A deep level transient spectroscopy study of electron traps in n-type GaAs after pulsed electron beam irradiation

Abstract

Electrical and deep level transient spectroscopy measurements on Schottky barriers were performed in order to characterize electrically active defects in n-type GaAs (Bridgman substrates or liquid-phase epitaxial layers) after pulsed electron beam annealing. Both surface damage and bulk defects were observed in the Bridgman substrates depending on the pulse energy density. No electron traps were detected in the liquid-phase epitaxial layers before and after annealing for an energy density of 0.4 J/cm2. The existence of an interfacial insulating layer at the metal-semiconductor interface, associated with As out-diffusion during the pulsed electron irradiation, was revealed by the abnormally high values of the Schottky barrier diffusion potential.

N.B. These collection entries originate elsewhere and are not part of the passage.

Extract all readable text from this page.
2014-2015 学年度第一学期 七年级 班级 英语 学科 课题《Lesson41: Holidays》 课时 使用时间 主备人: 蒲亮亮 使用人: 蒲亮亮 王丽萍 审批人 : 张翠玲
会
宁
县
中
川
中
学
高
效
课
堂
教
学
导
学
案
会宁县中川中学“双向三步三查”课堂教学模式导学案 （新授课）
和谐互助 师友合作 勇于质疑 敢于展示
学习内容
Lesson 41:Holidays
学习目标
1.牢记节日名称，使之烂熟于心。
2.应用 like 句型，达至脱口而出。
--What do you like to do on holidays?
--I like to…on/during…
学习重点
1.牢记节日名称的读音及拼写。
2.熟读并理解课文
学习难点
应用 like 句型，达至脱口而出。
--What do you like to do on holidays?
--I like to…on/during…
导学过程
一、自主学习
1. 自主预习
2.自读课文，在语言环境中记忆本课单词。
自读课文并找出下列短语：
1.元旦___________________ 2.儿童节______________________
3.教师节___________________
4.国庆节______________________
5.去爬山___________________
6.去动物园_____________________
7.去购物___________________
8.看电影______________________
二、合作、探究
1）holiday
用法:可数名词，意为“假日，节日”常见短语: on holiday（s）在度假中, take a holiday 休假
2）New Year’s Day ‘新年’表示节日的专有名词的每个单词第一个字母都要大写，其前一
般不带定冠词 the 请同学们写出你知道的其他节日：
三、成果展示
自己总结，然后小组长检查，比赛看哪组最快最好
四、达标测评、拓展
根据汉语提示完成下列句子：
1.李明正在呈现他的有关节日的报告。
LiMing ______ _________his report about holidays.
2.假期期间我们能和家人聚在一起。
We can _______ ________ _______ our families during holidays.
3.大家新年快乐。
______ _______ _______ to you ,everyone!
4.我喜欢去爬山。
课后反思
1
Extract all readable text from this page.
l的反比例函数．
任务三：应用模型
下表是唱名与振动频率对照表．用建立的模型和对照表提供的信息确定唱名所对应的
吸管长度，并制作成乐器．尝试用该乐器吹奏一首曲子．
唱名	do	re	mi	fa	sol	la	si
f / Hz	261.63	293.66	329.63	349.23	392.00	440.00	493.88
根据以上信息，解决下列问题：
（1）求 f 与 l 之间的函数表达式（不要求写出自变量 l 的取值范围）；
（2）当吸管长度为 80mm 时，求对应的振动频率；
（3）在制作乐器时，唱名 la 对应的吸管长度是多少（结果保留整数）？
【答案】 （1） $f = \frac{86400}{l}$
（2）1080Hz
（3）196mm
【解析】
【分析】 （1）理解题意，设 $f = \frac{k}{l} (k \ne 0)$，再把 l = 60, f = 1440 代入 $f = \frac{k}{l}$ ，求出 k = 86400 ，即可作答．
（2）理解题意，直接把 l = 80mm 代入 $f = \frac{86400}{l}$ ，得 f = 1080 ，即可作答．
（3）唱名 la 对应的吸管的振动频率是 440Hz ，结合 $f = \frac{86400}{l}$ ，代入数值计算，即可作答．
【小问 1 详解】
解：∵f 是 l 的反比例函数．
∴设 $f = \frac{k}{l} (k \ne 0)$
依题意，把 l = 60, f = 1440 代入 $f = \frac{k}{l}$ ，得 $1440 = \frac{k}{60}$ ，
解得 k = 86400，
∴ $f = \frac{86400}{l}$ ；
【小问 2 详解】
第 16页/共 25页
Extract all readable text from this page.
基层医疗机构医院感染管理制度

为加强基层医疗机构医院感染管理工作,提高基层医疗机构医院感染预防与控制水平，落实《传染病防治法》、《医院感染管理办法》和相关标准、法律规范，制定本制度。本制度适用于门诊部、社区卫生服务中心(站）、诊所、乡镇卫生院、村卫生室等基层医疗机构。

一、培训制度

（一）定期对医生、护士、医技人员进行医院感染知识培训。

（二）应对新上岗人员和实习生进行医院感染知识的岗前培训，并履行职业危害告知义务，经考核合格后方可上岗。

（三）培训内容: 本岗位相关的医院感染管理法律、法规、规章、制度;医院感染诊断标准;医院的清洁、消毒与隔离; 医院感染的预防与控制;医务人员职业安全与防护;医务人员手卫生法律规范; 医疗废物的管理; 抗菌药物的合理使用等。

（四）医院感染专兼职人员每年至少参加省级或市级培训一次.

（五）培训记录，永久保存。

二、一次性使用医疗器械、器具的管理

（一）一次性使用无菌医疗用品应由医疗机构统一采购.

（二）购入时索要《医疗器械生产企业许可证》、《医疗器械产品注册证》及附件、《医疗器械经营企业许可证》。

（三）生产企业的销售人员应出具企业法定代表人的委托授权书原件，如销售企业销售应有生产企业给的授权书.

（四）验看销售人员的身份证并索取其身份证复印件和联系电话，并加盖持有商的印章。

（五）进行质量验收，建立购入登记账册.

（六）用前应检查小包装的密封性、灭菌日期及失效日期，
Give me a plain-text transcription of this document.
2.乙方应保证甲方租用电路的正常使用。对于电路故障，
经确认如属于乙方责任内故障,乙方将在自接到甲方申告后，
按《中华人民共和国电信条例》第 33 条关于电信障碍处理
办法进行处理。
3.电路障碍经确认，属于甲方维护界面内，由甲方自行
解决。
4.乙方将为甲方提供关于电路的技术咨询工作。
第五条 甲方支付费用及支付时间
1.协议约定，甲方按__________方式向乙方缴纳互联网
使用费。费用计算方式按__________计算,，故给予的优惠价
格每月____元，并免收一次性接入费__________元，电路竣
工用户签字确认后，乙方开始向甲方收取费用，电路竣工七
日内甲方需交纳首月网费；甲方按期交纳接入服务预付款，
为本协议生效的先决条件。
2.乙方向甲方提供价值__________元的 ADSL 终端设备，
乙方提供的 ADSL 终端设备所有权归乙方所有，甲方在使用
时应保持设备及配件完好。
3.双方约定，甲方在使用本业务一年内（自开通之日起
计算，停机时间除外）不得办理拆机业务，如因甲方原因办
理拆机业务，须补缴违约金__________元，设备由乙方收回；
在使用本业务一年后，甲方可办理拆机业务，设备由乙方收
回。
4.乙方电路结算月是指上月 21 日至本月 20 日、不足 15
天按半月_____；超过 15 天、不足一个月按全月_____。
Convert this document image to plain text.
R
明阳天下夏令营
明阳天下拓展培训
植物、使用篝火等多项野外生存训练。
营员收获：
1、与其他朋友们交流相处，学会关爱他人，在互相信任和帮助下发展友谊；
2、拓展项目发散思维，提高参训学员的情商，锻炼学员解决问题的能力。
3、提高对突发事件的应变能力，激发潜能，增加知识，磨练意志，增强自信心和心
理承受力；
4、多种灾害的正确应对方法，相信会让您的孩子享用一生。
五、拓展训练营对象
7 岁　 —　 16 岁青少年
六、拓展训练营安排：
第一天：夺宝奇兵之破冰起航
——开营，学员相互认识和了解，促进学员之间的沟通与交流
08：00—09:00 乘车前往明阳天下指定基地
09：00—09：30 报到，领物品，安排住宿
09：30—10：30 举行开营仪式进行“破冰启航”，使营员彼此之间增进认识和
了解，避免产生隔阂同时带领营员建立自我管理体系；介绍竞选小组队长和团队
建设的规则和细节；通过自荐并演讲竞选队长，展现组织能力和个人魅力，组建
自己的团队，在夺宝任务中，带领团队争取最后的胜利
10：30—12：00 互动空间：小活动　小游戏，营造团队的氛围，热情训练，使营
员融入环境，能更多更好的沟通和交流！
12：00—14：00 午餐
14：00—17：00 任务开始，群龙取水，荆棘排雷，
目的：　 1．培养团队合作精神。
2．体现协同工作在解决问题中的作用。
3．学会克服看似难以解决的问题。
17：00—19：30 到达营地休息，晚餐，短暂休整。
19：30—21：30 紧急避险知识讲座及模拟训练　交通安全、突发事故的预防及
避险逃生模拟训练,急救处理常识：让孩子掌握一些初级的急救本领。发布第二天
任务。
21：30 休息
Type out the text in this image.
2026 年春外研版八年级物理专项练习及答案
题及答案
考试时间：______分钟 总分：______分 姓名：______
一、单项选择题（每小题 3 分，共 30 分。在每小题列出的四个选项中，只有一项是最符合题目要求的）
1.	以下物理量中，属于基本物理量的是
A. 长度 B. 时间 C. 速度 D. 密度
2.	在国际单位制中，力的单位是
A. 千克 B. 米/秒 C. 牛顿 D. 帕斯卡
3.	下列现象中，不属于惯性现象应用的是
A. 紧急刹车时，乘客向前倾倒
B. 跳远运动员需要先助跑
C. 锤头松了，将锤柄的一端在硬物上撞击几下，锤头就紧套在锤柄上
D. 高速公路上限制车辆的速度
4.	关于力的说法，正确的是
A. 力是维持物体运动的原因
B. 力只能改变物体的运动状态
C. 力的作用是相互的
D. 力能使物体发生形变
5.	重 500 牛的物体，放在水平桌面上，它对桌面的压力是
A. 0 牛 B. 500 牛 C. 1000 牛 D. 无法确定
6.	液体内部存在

Moreover, two new electron traps with activation energy of 0.35 and 0.43 eV, called EP1 and EP2, were introduced in the Bridgman substrates after pulsed electron beam annealing. The presence of these traps, related to the As evaporation, was tentatively attributed to the decrease of the EL2 electron trap signal after 0.4-J/cm2 annealing. It is proposed that these new defects states are due to the decomposition of the AsGa-Asi complex recently considered as the most probable defect configuration for the dominant EL2 electron trap usually detected in as-grown GaAs substrates.